Lycorma punicea

Scientific classification
- Kingdom: Animalia
- Phylum: Arthropoda
- Clade: Pancrustacea
- Class: Insecta
- Order: Hemiptera
- Suborder: Auchenorrhyncha
- Infraorder: Fulgoromorpha
- Family: Fulgoridae
- Genus: Lycorma
- Species: L. punicea
- Binomial name: Lycorma punicea Hope, 1843

= Lycorma punicea =

- Genus: Lycorma
- Species: punicea
- Authority: Hope, 1843

Species of insect

Lycorma punicea is a planthopper species indigenous to parts of India, China, and Bangladesh. L. punicea was originally discovered in 1843 by Frederick William Hope.

== Taxonomy ==
Lycorma punicea is a species in the genus Lycorma, in the planthopper family Fulgoridae, subfamily Aphaeninae. Species within this genus are found in Asia. It was originally described in 1843 by Frederick William Hope as Lystra punicea. This species was once considered a subspecies of Lycorma imperialis, but is now considered its own species.

== Description ==
Adult L. punicea range from 12 to 12.5 millimeters in length. The head, legs, abdomen, and thorax are a castaneous-red color. The tegmina is testaceous. 3/4ths of the tegmina are covered by dark, large spots, giving it a much darker appearance.
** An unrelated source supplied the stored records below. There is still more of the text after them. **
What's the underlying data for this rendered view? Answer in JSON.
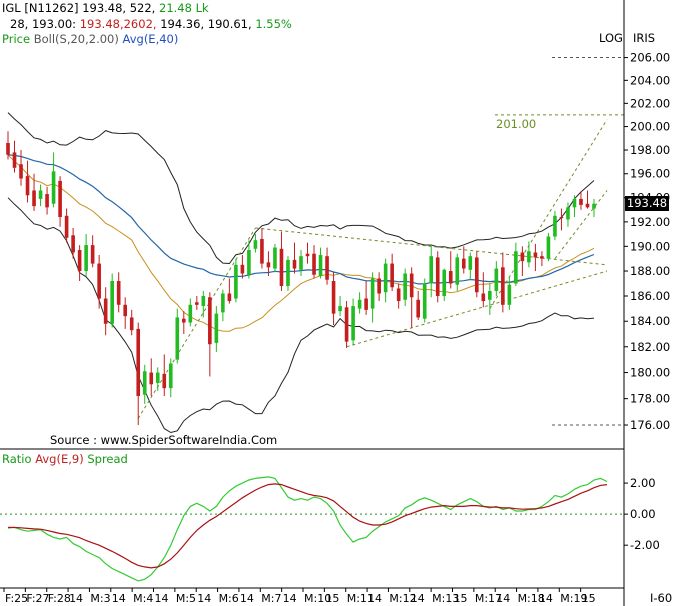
{
  "header": {
    "line1": {
      "symbol": "IGL [N11262]",
      "close_vol": "193.48, 522,",
      "turnover": "21.48  Lk"
    },
    "line2": {
      "p1": "28,  193.00:",
      "p2": "193.48,2602,",
      "p3": "194.36,  190.61,",
      "p4": "1.55%"
    },
    "line3": {
      "price": "Price",
      "boll": "Boll(S,20,2.00)",
      "avg": "Avg(E,40)"
    }
  },
  "top_right": {
    "log": "LOG",
    "iris": "IRIS"
  },
  "last_price_label": "193.48",
  "source": "Source : www.SpiderSoftwareIndia.Com",
  "target_label": "201.00",
  "lower_legend": {
    "ratio": "Ratio",
    "avg": "Avg(E,9)",
    "spread": "Spread"
  },
  "bottom_right": "I-60",
  "colors": {
    "up": "#22bb22",
    "down": "#c41e1e",
    "boll": "#222222",
    "avg40": "#2266aa",
    "midband": "#c8901e",
    "trend": "#6b8e23",
    "ratio": "#33cc33",
    "ratio_avg": "#aa1111"
  },
  "chart_data": [
    {
      "type": "candlestick",
      "title": "IGL [N11262]",
      "y_axis": {
        "ticks": [
          176,
          178,
          180,
          182,
          184,
          186,
          188,
          190,
          192,
          194,
          196,
          198,
          200,
          202,
          204,
          206
        ],
        "range": [
          175.4,
          207.2
        ],
        "scale": "log"
      },
      "x_axis": {
        "tick_labels": [
          "F:25",
          "F:27",
          "F:28",
          "14",
          "M:3",
          "14",
          "M:4",
          "14",
          "M:5",
          "14",
          "M:6",
          "14",
          "M:7",
          "14",
          "M:10",
          "15",
          "M:11",
          "14",
          "M:12",
          "14",
          "M:13",
          "15",
          "M:17",
          "14",
          "M:18",
          "14",
          "M:19",
          "15"
        ]
      },
      "ohlc": [
        [
          198.6,
          199.6,
          197.2,
          197.6
        ],
        [
          197.8,
          198.8,
          196.1,
          196.5
        ],
        [
          196.8,
          198.0,
          195.0,
          195.6
        ],
        [
          195.8,
          197.1,
          193.6,
          194.2
        ],
        [
          194.6,
          196.0,
          192.9,
          193.3
        ],
        [
          193.9,
          195.1,
          193.3,
          194.6
        ],
        [
          194.3,
          194.9,
          192.6,
          193.2
        ],
        [
          193.5,
          197.8,
          193.2,
          196.2
        ],
        [
          195.4,
          195.8,
          191.6,
          192.4
        ],
        [
          192.5,
          193.1,
          190.3,
          190.7
        ],
        [
          190.9,
          191.5,
          189.0,
          189.5
        ],
        [
          189.7,
          190.1,
          187.2,
          188.0
        ],
        [
          188.0,
          191.0,
          187.6,
          190.1
        ],
        [
          190.1,
          190.9,
          188.3,
          188.6
        ],
        [
          188.6,
          189.3,
          185.0,
          185.8
        ],
        [
          185.8,
          186.7,
          182.9,
          183.8
        ],
        [
          183.8,
          187.8,
          183.5,
          187.2
        ],
        [
          187.2,
          187.9,
          184.7,
          185.3
        ],
        [
          185.3,
          185.9,
          183.4,
          184.4
        ],
        [
          184.3,
          184.9,
          182.9,
          183.3
        ],
        [
          183.4,
          183.9,
          176.0,
          178.2
        ],
        [
          178.3,
          180.6,
          177.6,
          180.1
        ],
        [
          180.0,
          181.1,
          178.2,
          179.1
        ],
        [
          179.2,
          180.4,
          178.6,
          180.0
        ],
        [
          179.9,
          181.4,
          178.2,
          178.8
        ],
        [
          178.8,
          181.1,
          178.1,
          180.7
        ],
        [
          181.0,
          185.0,
          180.7,
          184.3
        ],
        [
          184.2,
          184.8,
          183.0,
          183.9
        ],
        [
          183.9,
          185.8,
          183.6,
          185.3
        ],
        [
          185.5,
          186.0,
          184.9,
          185.3
        ],
        [
          185.2,
          186.4,
          184.3,
          186.0
        ],
        [
          185.9,
          186.3,
          179.7,
          182.2
        ],
        [
          182.3,
          185.2,
          181.6,
          184.6
        ],
        [
          184.7,
          186.5,
          184.0,
          186.2
        ],
        [
          186.2,
          187.4,
          185.4,
          185.6
        ],
        [
          185.8,
          189.0,
          185.5,
          188.5
        ],
        [
          188.5,
          189.3,
          187.4,
          187.8
        ],
        [
          187.7,
          190.5,
          187.4,
          189.7
        ],
        [
          189.8,
          191.0,
          189.5,
          190.5
        ],
        [
          190.6,
          191.5,
          188.2,
          188.6
        ],
        [
          188.7,
          189.6,
          187.6,
          188.3
        ],
        [
          188.2,
          190.2,
          187.9,
          189.9
        ],
        [
          189.8,
          191.2,
          186.4,
          186.8
        ],
        [
          186.8,
          189.2,
          186.4,
          188.9
        ],
        [
          188.9,
          190.3,
          187.8,
          188.2
        ],
        [
          188.1,
          189.7,
          187.6,
          189.2
        ],
        [
          189.4,
          190.3,
          188.6,
          189.2
        ],
        [
          189.4,
          190.1,
          187.4,
          187.7
        ],
        [
          187.6,
          189.9,
          187.4,
          189.3
        ],
        [
          189.2,
          189.9,
          186.9,
          187.3
        ],
        [
          187.2,
          187.9,
          183.7,
          184.6
        ],
        [
          184.8,
          186.0,
          184.4,
          185.2
        ],
        [
          185.1,
          185.6,
          181.9,
          182.4
        ],
        [
          182.5,
          185.8,
          182.1,
          185.2
        ],
        [
          185.0,
          186.3,
          184.6,
          185.7
        ],
        [
          185.8,
          187.2,
          184.5,
          184.9
        ],
        [
          185.0,
          187.9,
          183.9,
          187.4
        ],
        [
          187.4,
          187.9,
          185.6,
          186.2
        ],
        [
          186.3,
          189.0,
          185.5,
          188.6
        ],
        [
          188.6,
          189.4,
          186.4,
          186.7
        ],
        [
          186.6,
          187.0,
          185.0,
          185.6
        ],
        [
          185.7,
          188.2,
          185.2,
          187.8
        ],
        [
          187.8,
          188.3,
          183.5,
          185.9
        ],
        [
          185.7,
          186.4,
          184.1,
          184.3
        ],
        [
          184.2,
          187.4,
          183.9,
          187.0
        ],
        [
          187.0,
          190.1,
          185.9,
          189.2
        ],
        [
          189.1,
          189.6,
          185.5,
          186.0
        ],
        [
          186.0,
          188.2,
          185.6,
          188.1
        ],
        [
          188.0,
          189.6,
          186.6,
          187.0
        ],
        [
          186.9,
          189.4,
          186.4,
          189.1
        ],
        [
          189.0,
          190.0,
          187.8,
          188.2
        ],
        [
          188.1,
          189.5,
          187.3,
          189.2
        ],
        [
          189.1,
          189.6,
          185.9,
          186.3
        ],
        [
          186.2,
          187.9,
          185.1,
          185.6
        ],
        [
          185.7,
          187.0,
          184.5,
          186.4
        ],
        [
          186.4,
          188.8,
          186.0,
          188.2
        ],
        [
          188.3,
          189.5,
          184.7,
          185.3
        ],
        [
          185.3,
          187.5,
          184.9,
          186.9
        ],
        [
          187.0,
          190.3,
          186.8,
          189.6
        ],
        [
          189.5,
          190.0,
          187.6,
          188.8
        ],
        [
          188.7,
          190.4,
          188.3,
          189.6
        ],
        [
          189.5,
          190.2,
          188.0,
          189.1
        ],
        [
          189.2,
          189.6,
          188.4,
          189.0
        ],
        [
          189.0,
          191.1,
          188.8,
          190.8
        ],
        [
          190.8,
          192.9,
          190.5,
          192.5
        ],
        [
          192.4,
          193.1,
          191.3,
          192.3
        ],
        [
          192.2,
          193.6,
          191.6,
          193.2
        ],
        [
          193.2,
          194.2,
          192.4,
          193.9
        ],
        [
          193.9,
          194.5,
          193.0,
          193.4
        ],
        [
          193.5,
          194.6,
          193.1,
          193.2
        ],
        [
          193.1,
          193.9,
          192.4,
          193.5
        ]
      ]
    },
    {
      "type": "line",
      "title": "Ratio",
      "y_axis": {
        "ticks": [
          2.0,
          0.0,
          -2.0
        ],
        "range": [
          -4.5,
          3.1
        ],
        "zero_line": true
      },
      "series": [
        {
          "name": "Spread",
          "values": [
            -0.9,
            -0.85,
            -1.0,
            -1.1,
            -1.05,
            -1.0,
            -1.3,
            -1.5,
            -1.6,
            -1.5,
            -1.9,
            -2.1,
            -2.4,
            -2.6,
            -2.8,
            -3.2,
            -3.5,
            -3.7,
            -3.9,
            -4.1,
            -4.3,
            -4.2,
            -3.9,
            -3.4,
            -2.8,
            -2.0,
            -1.0,
            -0.1,
            0.5,
            0.7,
            0.5,
            0.2,
            0.5,
            1.1,
            1.5,
            1.8,
            2.0,
            2.2,
            2.3,
            2.35,
            2.4,
            2.3,
            1.7,
            1.1,
            0.9,
            1.0,
            0.9,
            1.1,
            1.0,
            0.7,
            0.2,
            -0.7,
            -1.3,
            -1.8,
            -1.6,
            -1.5,
            -1.1,
            -0.8,
            -0.5,
            -0.3,
            -0.1,
            0.4,
            0.6,
            0.9,
            1.05,
            0.9,
            0.7,
            0.5,
            0.3,
            0.6,
            0.8,
            1.0,
            0.8,
            0.5,
            0.4,
            0.5,
            0.3,
            0.4,
            0.2,
            0.2,
            0.3,
            0.3,
            0.5,
            0.8,
            1.2,
            1.1,
            1.3,
            1.6,
            1.8,
            1.9,
            2.2,
            2.3,
            2.1
          ]
        },
        {
          "name": "Avg(E,9)",
          "values": [
            -0.85,
            -0.86,
            -0.88,
            -0.92,
            -0.95,
            -0.97,
            -1.05,
            -1.15,
            -1.25,
            -1.3,
            -1.4,
            -1.52,
            -1.7,
            -1.85,
            -2.0,
            -2.2,
            -2.4,
            -2.62,
            -2.85,
            -3.1,
            -3.3,
            -3.4,
            -3.46,
            -3.4,
            -3.2,
            -2.9,
            -2.5,
            -2.0,
            -1.5,
            -1.05,
            -0.7,
            -0.4,
            -0.15,
            0.15,
            0.45,
            0.75,
            1.05,
            1.3,
            1.55,
            1.75,
            1.9,
            1.95,
            1.9,
            1.75,
            1.6,
            1.45,
            1.3,
            1.2,
            1.15,
            1.05,
            0.85,
            0.5,
            0.15,
            -0.2,
            -0.45,
            -0.6,
            -0.7,
            -0.7,
            -0.65,
            -0.5,
            -0.3,
            -0.1,
            0.05,
            0.2,
            0.35,
            0.45,
            0.5,
            0.55,
            0.5,
            0.5,
            0.5,
            0.55,
            0.55,
            0.5,
            0.45,
            0.45,
            0.4,
            0.4,
            0.35,
            0.32,
            0.33,
            0.35,
            0.4,
            0.5,
            0.65,
            0.8,
            0.95,
            1.15,
            1.35,
            1.5,
            1.7,
            1.85,
            1.9
          ]
        }
      ]
    }
  ]
}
The basal half of the hindwings are purplish-red with black spots, and a gray band across the wing just before the dark black apical area. It is similar to L. imperialis in appearance albeit being much smaller.

== Life cycle ==
Lycorma punicea is hemimetabolous, meaning that it goes through nymphal (instar) stages before molting into an adult, rather than having larval and pupal stages. L. punicea lays eggs coated in a waxy layer much like the rest of the species in its genus during late fall to early winter, and hatches in the spring.

== Distribution and ecology ==
Lycorma punicea is native to Sylhet, India (specifically the Assam and Dikrong Valley areas,) and parts of China. L. punicea, along with the rest of the genus Lycorma, are parasitized by the eupelmid wasp Anastatus orientalis and by Dryinus sinicus, a dryinid wasp.